Es ist Zeit, von Gott zu sprechen. Und zwar in der Vielfalt der Glaubenserfahrungen, denn natürlich bleiben die Erfahrung der Liebe, des Verstehens, der Freundschaft und Nähe. Aber es gibt auch die Erfahrung, aushalten zu müssen, nicht zu verstehen, und dennoch in Treue im Glauben an ihm festzuhalten und im Letzten zu hoffen: Er meint es gut mit mir und der Welt. Manchem bleibt als Gebet nur die Klage gegen Gott, eine oft vergessene Gebetshaltung der Psalmen. Auch wenn Menschen nicht an Gott glauben, sei es, weil sie es nicht können oder es nicht wollen oder er gar keine Frage mehr für sie ist: Gott ist da. Gottes Existenz ist vom Glauben der Menschen nicht abhängig.
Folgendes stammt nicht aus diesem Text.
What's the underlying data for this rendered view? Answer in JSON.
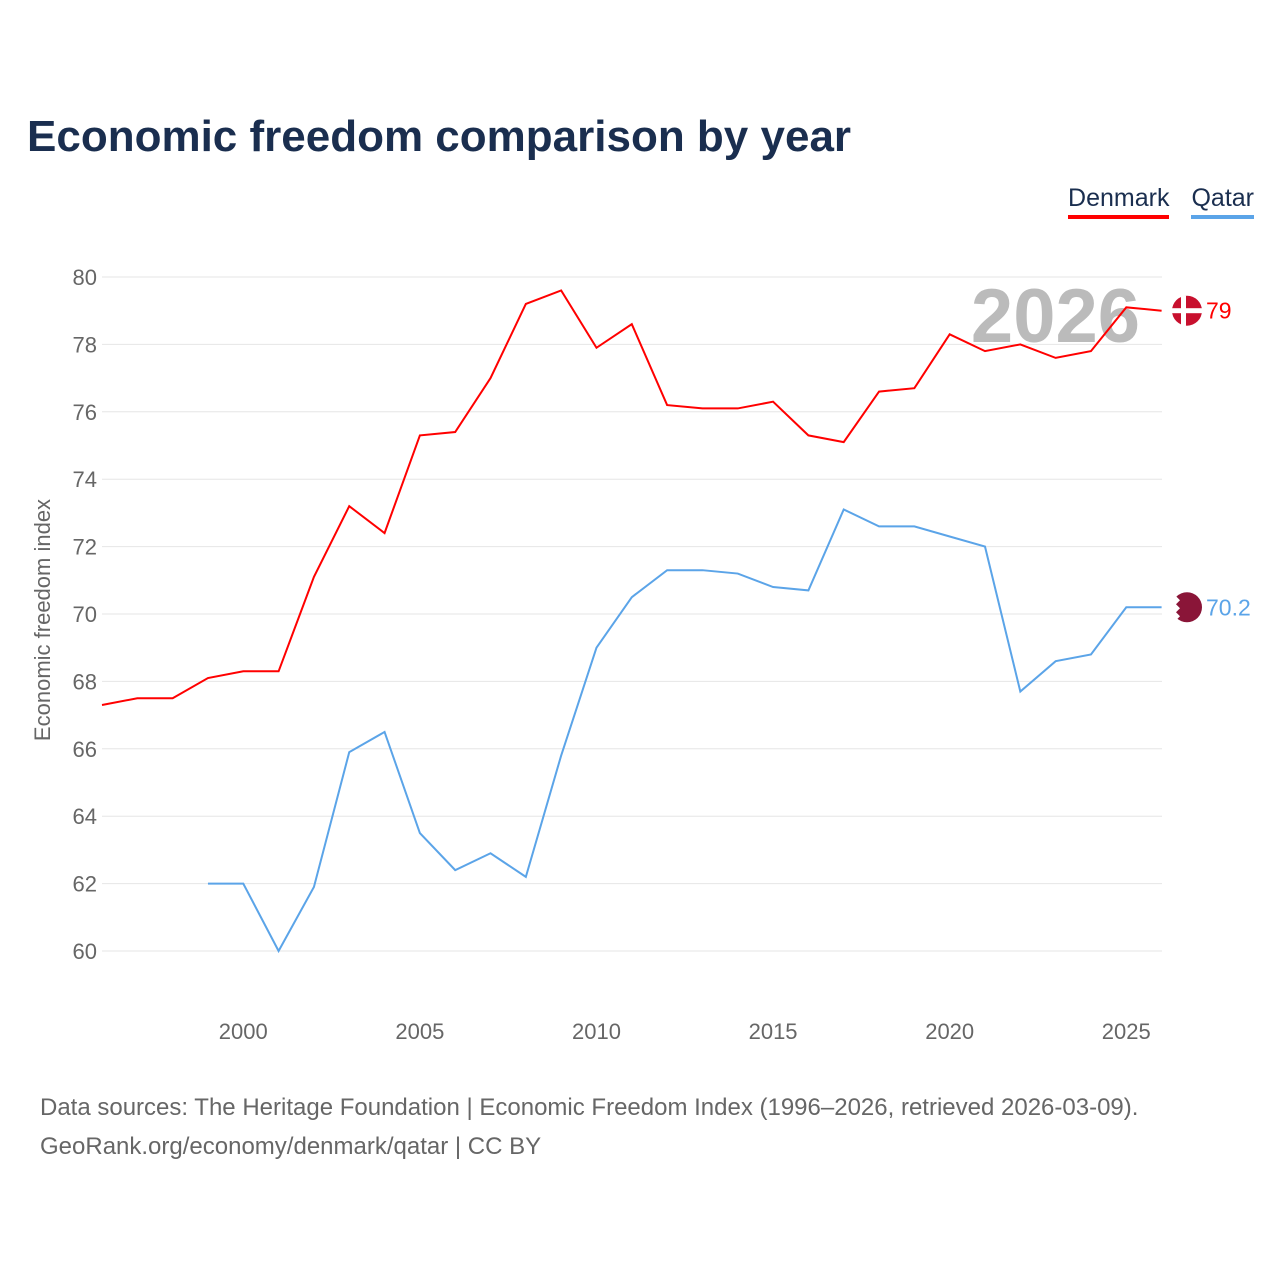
{
  "title": "Economic freedom comparison by year",
  "source_line1": "Data sources: The Heritage Foundation | Economic Freedom Index (1996–2026, retrieved 2026-03-09).",
  "source_line2": "GeoRank.org/economy/denmark/qatar | CC BY",
  "chart_data": {
    "type": "line",
    "title": "Economic freedom comparison by year",
    "xlabel": "",
    "ylabel": "Economic freedom index",
    "xlim": [
      1996,
      2026
    ],
    "ylim": [
      58,
      81
    ],
    "xticks": [
      2000,
      2005,
      2010,
      2015,
      2020,
      2025
    ],
    "yticks": [
      60,
      62,
      64,
      66,
      68,
      70,
      72,
      74,
      76,
      78,
      80
    ],
    "year_label": "2026",
    "legend": "top-right",
    "grid": true,
    "series": [
      {
        "name": "Denmark",
        "color": "#ff0000",
        "end_label": "79",
        "x": [
          1996,
          1997,
          1998,
          1999,
          2000,
          2001,
          2002,
          2003,
          2004,
          2005,
          2006,
          2007,
          2008,
          2009,
          2010,
          2011,
          2012,
          2013,
          2014,
          2015,
          2016,
          2017,
          2018,
          2019,
          2020,
          2021,
          2022,
          2023,
          2024,
          2025,
          2026
        ],
        "values": [
          67.3,
          67.5,
          67.5,
          68.1,
          68.3,
          68.3,
          71.1,
          73.2,
          72.4,
          75.3,
          75.4,
          77.0,
          79.2,
          79.6,
          77.9,
          78.6,
          76.2,
          76.1,
          76.1,
          76.3,
          75.3,
          75.1,
          76.6,
          76.7,
          78.3,
          77.8,
          78.0,
          77.6,
          77.8,
          79.1,
          79.0
        ]
      },
      {
        "name": "Qatar",
        "color": "#5ba4e8",
        "end_label": "70.2",
        "x": [
          1999,
          2000,
          2001,
          2002,
          2003,
          2004,
          2005,
          2006,
          2007,
          2008,
          2009,
          2010,
          2011,
          2012,
          2013,
          2014,
          2015,
          2016,
          2017,
          2018,
          2019,
          2020,
          2021,
          2022,
          2023,
          2024,
          2025,
          2026
        ],
        "values": [
          62.0,
          62.0,
          60.0,
          61.9,
          65.9,
          66.5,
          63.5,
          62.4,
          62.9,
          62.2,
          65.8,
          69.0,
          70.5,
          71.3,
          71.3,
          71.2,
          70.8,
          70.7,
          73.1,
          72.6,
          72.6,
          72.3,
          72.0,
          67.7,
          68.6,
          68.8,
          70.2,
          70.2
        ]
      }
    ]
  }
}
Für die Glaubenden gilt die Erfahrung des Hiob: Bei allen unterschiedlichen Glaubenszugängen zu Gott, er dient nicht als mein oder unser Instrument für menschliche Pläne. Wir dürfen es uns mit Gott nicht zu einfach machen. Vielleicht ist für Christen die beste Antwort auf die Frage nach dem Leid und der Rolle Gottes, dass wir uns in die Pflicht nehmen lassen, Leid, Hass, Krieg und vieles andere nach unseren Möglichkeiten aktiv zu verändern. Vielleicht hätten auch die Freunde Hiobs weniger über Gott diskutieren als aktiv helfen sollen. So muss unser Platz als Kirche immer an der Seite der Leidenden sein. Und das bleibt die Aufgabe jedes und jeder Einzelnen.
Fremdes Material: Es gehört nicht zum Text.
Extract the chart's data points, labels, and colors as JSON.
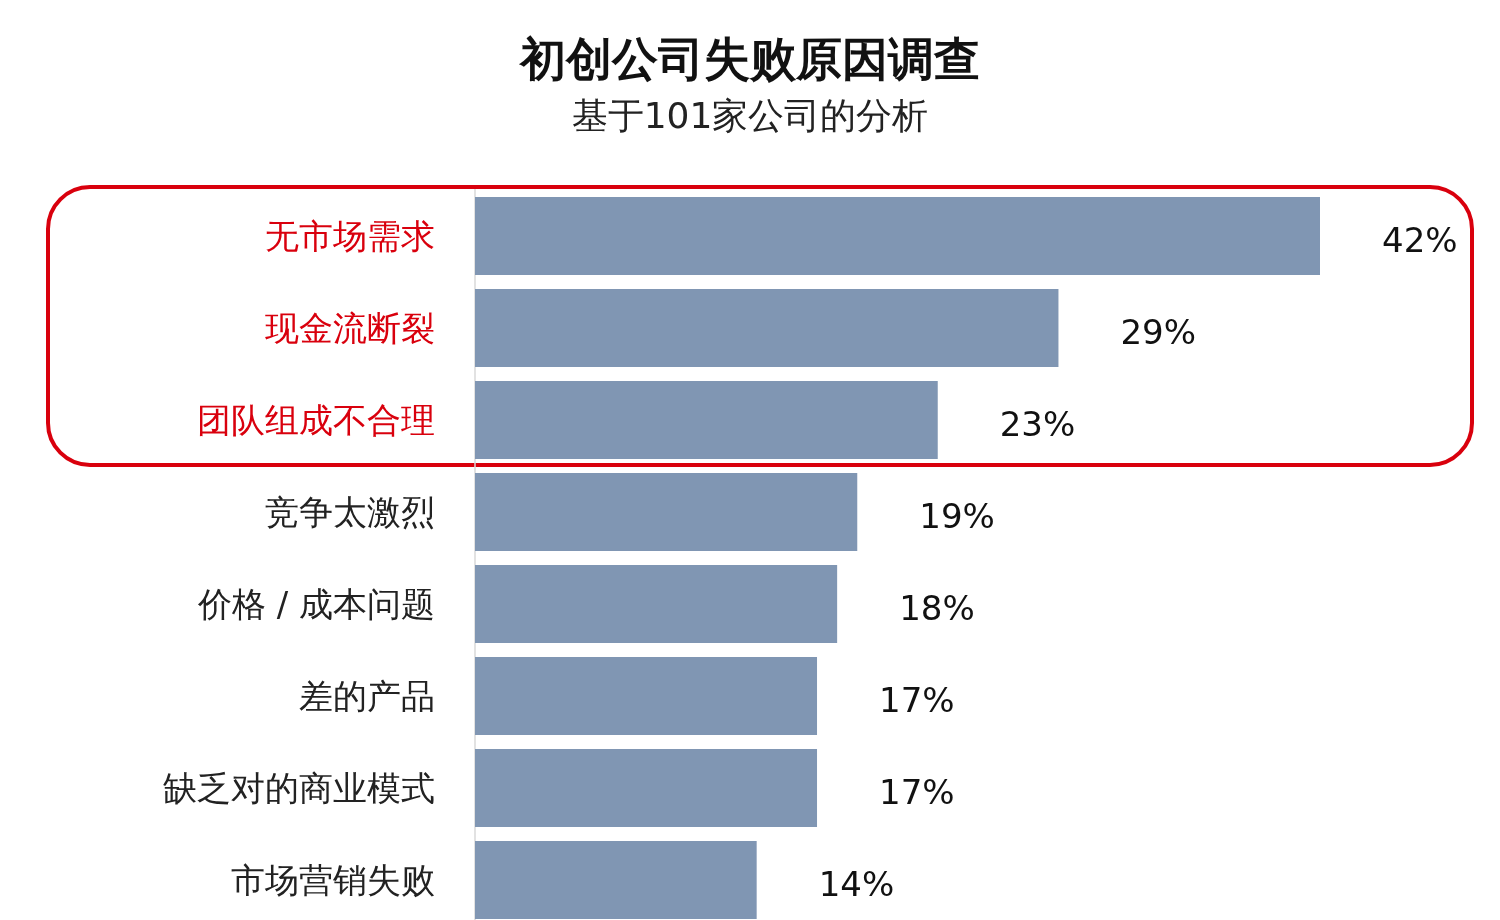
{
  "chart_data": {
    "type": "bar",
    "orientation": "horizontal",
    "title": "初创公司失败原因调查",
    "subtitle": "基于101家公司的分析",
    "categories": [
      "无市场需求",
      "现金流断裂",
      "团队组成不合理",
      "竞争太激烈",
      "价格 / 成本问题",
      "差的产品",
      "缺乏对的商业模式",
      "市场营销失败"
    ],
    "values": [
      42,
      29,
      23,
      19,
      18,
      17,
      17,
      14
    ],
    "value_labels": [
      "42%",
      "29%",
      "23%",
      "19%",
      "18%",
      "17%",
      "17%",
      "14%"
    ],
    "color": "#8096b3"
  }
}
Es ist Zeit, von Gott zu sprechen. Vielleicht kann man es auch so wenden: Es ist Zeit, „Gott zu handeln“.

Ich wünsche Ihnen eine gesegnete Fastenzeit.
 

Es segne uns
der allmächtige und dreieinige Gott,
der Vater und der Sohn und der Heilige Geist

+ Peter Kohlgraf
Bischof von Mainz
Mainz, am 1. Fastensonntag 2024

Anmerkung

[1] Alfred Delp, Meditationen „Gestalten der Weihnacht“. Roman Bleistein, Alfred Delp – Gesammelte Schriften. Bd. 4: Aus dem Gefängnis. Frankfurt am Main 1984, S. 200.